After years of legal wrangling, the U.S. Supreme Court has once again decided to take up the case of Stern v. Marshall, a case that has spanned across the U.S. appellate system for more than 15 years. On Jan. 18, the high court will hear oral arguments from both parties on matters of bankruptcy jurisdiction. Attorneys representing the estate of the late Playboy model and reality TV star Anna Nicole Smith filed an appeal with the Supreme Court as a last-ditch effort to gain access to her late husband’s estate. Smith’s legal team, lead by the estate’s executor, Howard K. Stern, seeks to reverse a March 2010 decision of the U.S. Court of Appeals for the Ninth Circuit, which found that Smith’s estate is not entitled to any of J. Howard Marshall II’s assets.

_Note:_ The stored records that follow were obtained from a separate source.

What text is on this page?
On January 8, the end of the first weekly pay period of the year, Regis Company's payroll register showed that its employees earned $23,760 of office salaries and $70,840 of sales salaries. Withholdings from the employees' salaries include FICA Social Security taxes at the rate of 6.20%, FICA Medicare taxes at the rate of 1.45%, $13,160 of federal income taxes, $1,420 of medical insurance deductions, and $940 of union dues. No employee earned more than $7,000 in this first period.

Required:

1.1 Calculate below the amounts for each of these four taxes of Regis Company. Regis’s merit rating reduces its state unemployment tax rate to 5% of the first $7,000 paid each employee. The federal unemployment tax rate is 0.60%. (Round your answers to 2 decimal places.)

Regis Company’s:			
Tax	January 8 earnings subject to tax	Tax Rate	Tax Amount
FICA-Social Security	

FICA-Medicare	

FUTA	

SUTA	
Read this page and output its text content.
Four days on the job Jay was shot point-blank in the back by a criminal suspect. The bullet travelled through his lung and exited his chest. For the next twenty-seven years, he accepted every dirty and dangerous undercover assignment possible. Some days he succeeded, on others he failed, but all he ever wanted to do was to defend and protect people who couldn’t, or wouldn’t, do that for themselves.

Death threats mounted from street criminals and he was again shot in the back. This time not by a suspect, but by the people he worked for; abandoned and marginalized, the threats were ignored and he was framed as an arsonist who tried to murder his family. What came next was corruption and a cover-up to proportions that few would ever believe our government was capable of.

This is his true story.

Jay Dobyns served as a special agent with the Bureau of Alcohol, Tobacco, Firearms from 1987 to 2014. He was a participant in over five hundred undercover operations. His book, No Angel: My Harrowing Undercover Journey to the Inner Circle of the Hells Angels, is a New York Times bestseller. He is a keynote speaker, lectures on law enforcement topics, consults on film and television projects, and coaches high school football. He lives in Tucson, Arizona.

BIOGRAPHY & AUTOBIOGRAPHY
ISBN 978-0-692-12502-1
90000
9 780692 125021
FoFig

Although it is clear this case has been litigated far beyond its legal merits, I believe this writ of certiorari provides a unique opportunity for the high court to clarify an important statutory limitation regarding the authority of bankruptcy courts. The key underlying facts for this appeal are actually simple: When Marshall passed away in Texas in 1995, the case went into Texas probate court, which eventually held that Smith was not entitled to anything from Marshall’s estate. Soon after the probate trial began but before it concluded, Smith drummed up a federal bankruptcy filing in California, in which she was originally awarded $474 million of Marshall’s estate (later reduced to $88 million) based on a state law counterclaim that she raised to a request by Marshall’s son that a claim he made against her defamation suit be declared nondischargeable. The bankruptcy decision was appealed to the federal district court that oversees it, which eventually agreed with the bankruptcy court’s conclusion, but only after the probate court decision was a final judgment. This past spring, the Ninth Circuit correctly ruled that the counterclaim filed by Smith against Marshall’s son was only tangentially related to her bankruptcy case and was not considered a “core” proceeding in Smith’s bankruptcy filing. As a result, the bankruptcy court’s ruling was only a recommendation to the district court and not a final judgment on the matter. Thus, even though the bankruptcy court’s decision was entered before the Texas probate court finished its work, for legal purposes what really mattered was the district court’s opinion, which was entered after the probate court finished its work. Thus, the probate decision controlled and Smith received nothing from Marshall’s estate. By acknowledging the probate court’s authority over this particular issue, the Ninth Circuit respected the constitutional restraints aimed at preventing abuse of the judicial system and the congressional intent to limit bankruptcy court authority over noncore matters that arise outside the U.S. Bankruptcy Code.